Democrats for Social Credit

We view the rise in family violence as a reaction to a society under stress, especially financial stress. Our economic policy seeks to address some of those problems. Legislation to improve the way family violence issues are dealt with in the justice system is imperative.

We recognise the Law Society’s concerns regarding the overlap between the family violence information sharing scheme and the vulnerable children information sharing scheme in the Children, Young Persons and Their Families Legislation and support the Society’s submission that the approach taken in the family violence bill, with some amendments, is preferable.

We also support the Society’s submission that the Sentencing Act 2002 be amended to include a principle that victim safety, including the safety of any child, is a mandatory and primary consideration when the court is determining the appropriate sentence in family violence cases.

Green Party

Our family violence laws have been long overdue for an overhaul. The Green Party is supportive of the proposed bill on balance, but would have wanted it to go further. The Green Party is calling for the reinstatement of the Bristol clause, which would refuse abusive former partners’ access to their children until the children’s safety was assured.

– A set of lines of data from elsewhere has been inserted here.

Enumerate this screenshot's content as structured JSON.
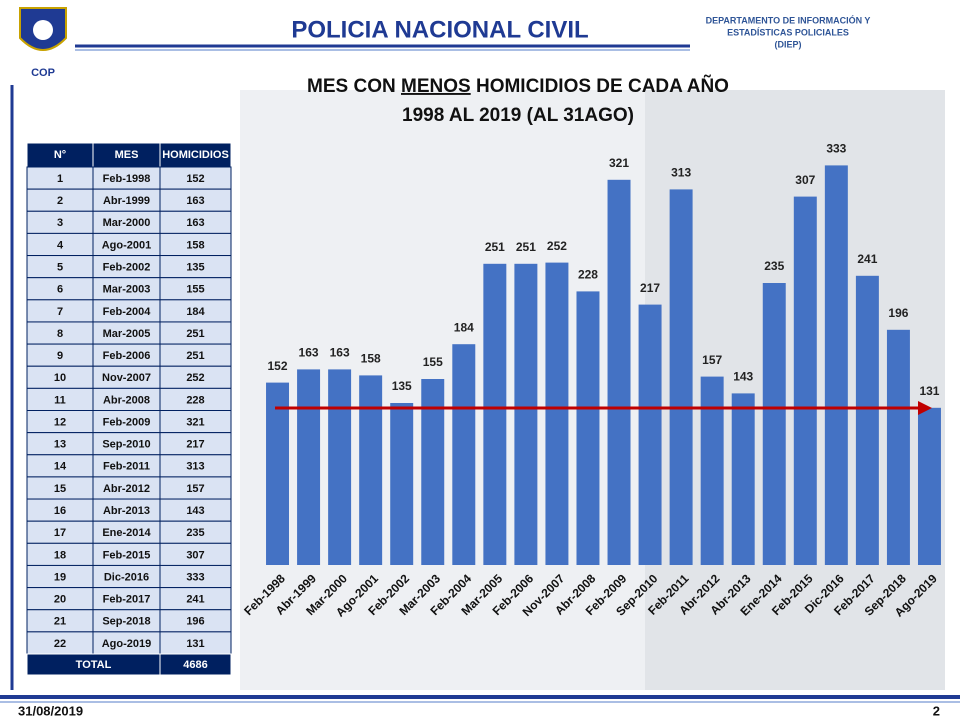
{
  "header": {
    "title": "POLICIA NACIONAL CIVIL",
    "logo_label": "COP",
    "department": [
      "DEPARTAMENTO DE INFORMACIÓN Y",
      "ESTADÍSTICAS POLICIALES",
      "(DIEP)"
    ]
  },
  "table": {
    "columns": [
      "N°",
      "MES",
      "HOMICIDIOS"
    ],
    "rows": [
      [
        1,
        "Feb-1998",
        152
      ],
      [
        2,
        "Abr-1999",
        163
      ],
      [
        3,
        "Mar-2000",
        163
      ],
      [
        4,
        "Ago-2001",
        158
      ],
      [
        5,
        "Feb-2002",
        135
      ],
      [
        6,
        "Mar-2003",
        155
      ],
      [
        7,
        "Feb-2004",
        184
      ],
      [
        8,
        "Mar-2005",
        251
      ],
      [
        9,
        "Feb-2006",
        251
      ],
      [
        10,
        "Nov-2007",
        252
      ],
      [
        11,
        "Abr-2008",
        228
      ],
      [
        12,
        "Feb-2009",
        321
      ],
      [
        13,
        "Sep-2010",
        217
      ],
      [
        14,
        "Feb-2011",
        313
      ],
      [
        15,
        "Abr-2012",
        157
      ],
      [
        16,
        "Abr-2013",
        143
      ],
      [
        17,
        "Ene-2014",
        235
      ],
      [
        18,
        "Feb-2015",
        307
      ],
      [
        19,
        "Dic-2016",
        333
      ],
      [
        20,
        "Feb-2017",
        241
      ],
      [
        21,
        "Sep-2018",
        196
      ],
      [
        22,
        "Ago-2019",
        131
      ]
    ],
    "total": [
      "TOTAL",
      4686
    ]
  },
  "chart_data": {
    "type": "bar",
    "title": [
      "MES CON ",
      "MENOS",
      " HOMICIDIOS DE CADA AÑO"
    ],
    "subtitle": "1998 AL 2019 (AL 31AGO)",
    "categories": [
      "Feb-1998",
      "Abr-1999",
      "Mar-2000",
      "Ago-2001",
      "Feb-2002",
      "Mar-2003",
      "Feb-2004",
      "Mar-2005",
      "Feb-2006",
      "Nov-2007",
      "Abr-2008",
      "Feb-2009",
      "Sep-2010",
      "Feb-2011",
      "Abr-2012",
      "Abr-2013",
      "Ene-2014",
      "Feb-2015",
      "Dic-2016",
      "Feb-2017",
      "Sep-2018",
      "Ago-2019"
    ],
    "values": [
      152,
      163,
      163,
      158,
      135,
      155,
      184,
      251,
      251,
      252,
      228,
      321,
      217,
      313,
      157,
      143,
      235,
      307,
      333,
      241,
      196,
      131
    ],
    "color": "#4472c4",
    "ylim": [
      0,
      335
    ]
  },
  "footer": {
    "date": "31/08/2019",
    "page": 2
  }
}
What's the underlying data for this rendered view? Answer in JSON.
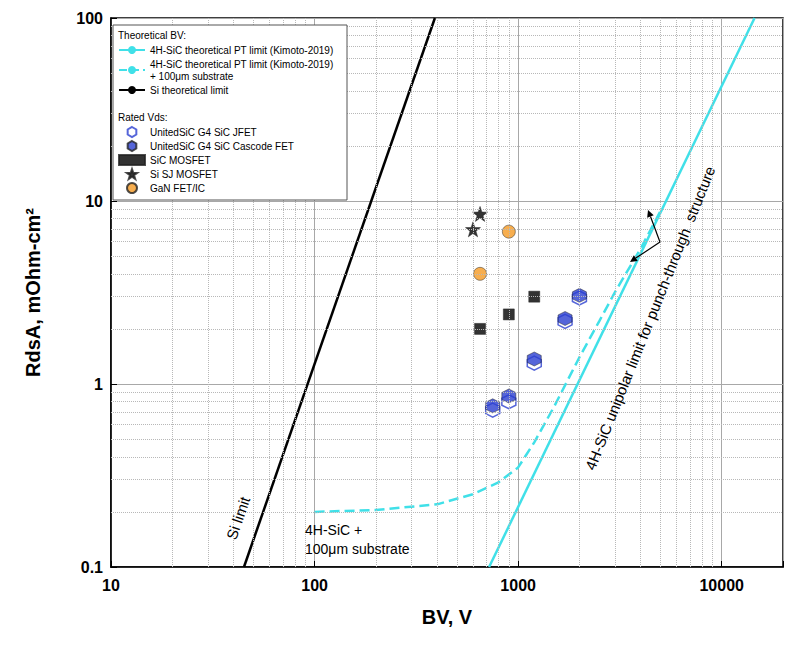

It would have been preferable for the Government’s overhaul to recognise the dynamic between intimate partner violence, and domestic and other forms of family violence. Police do not record the victim’s relationship to the offenders in the majority of physical and sexual assaults against women. Research showed the vast majority of assaults on women were carried out by partners, ex-partners, family members and others known to them. Knowing this information would enable a more targeted response.

The inclusion of animal abuse in the new definition is good because we know that threats of harm to pets are a frequent control tactic utilised by perpetrators. A key oversight in the bill is how these changes will lead to increased demand for services. This will put further pressure on already stretched agencies such as Women’s Refuge.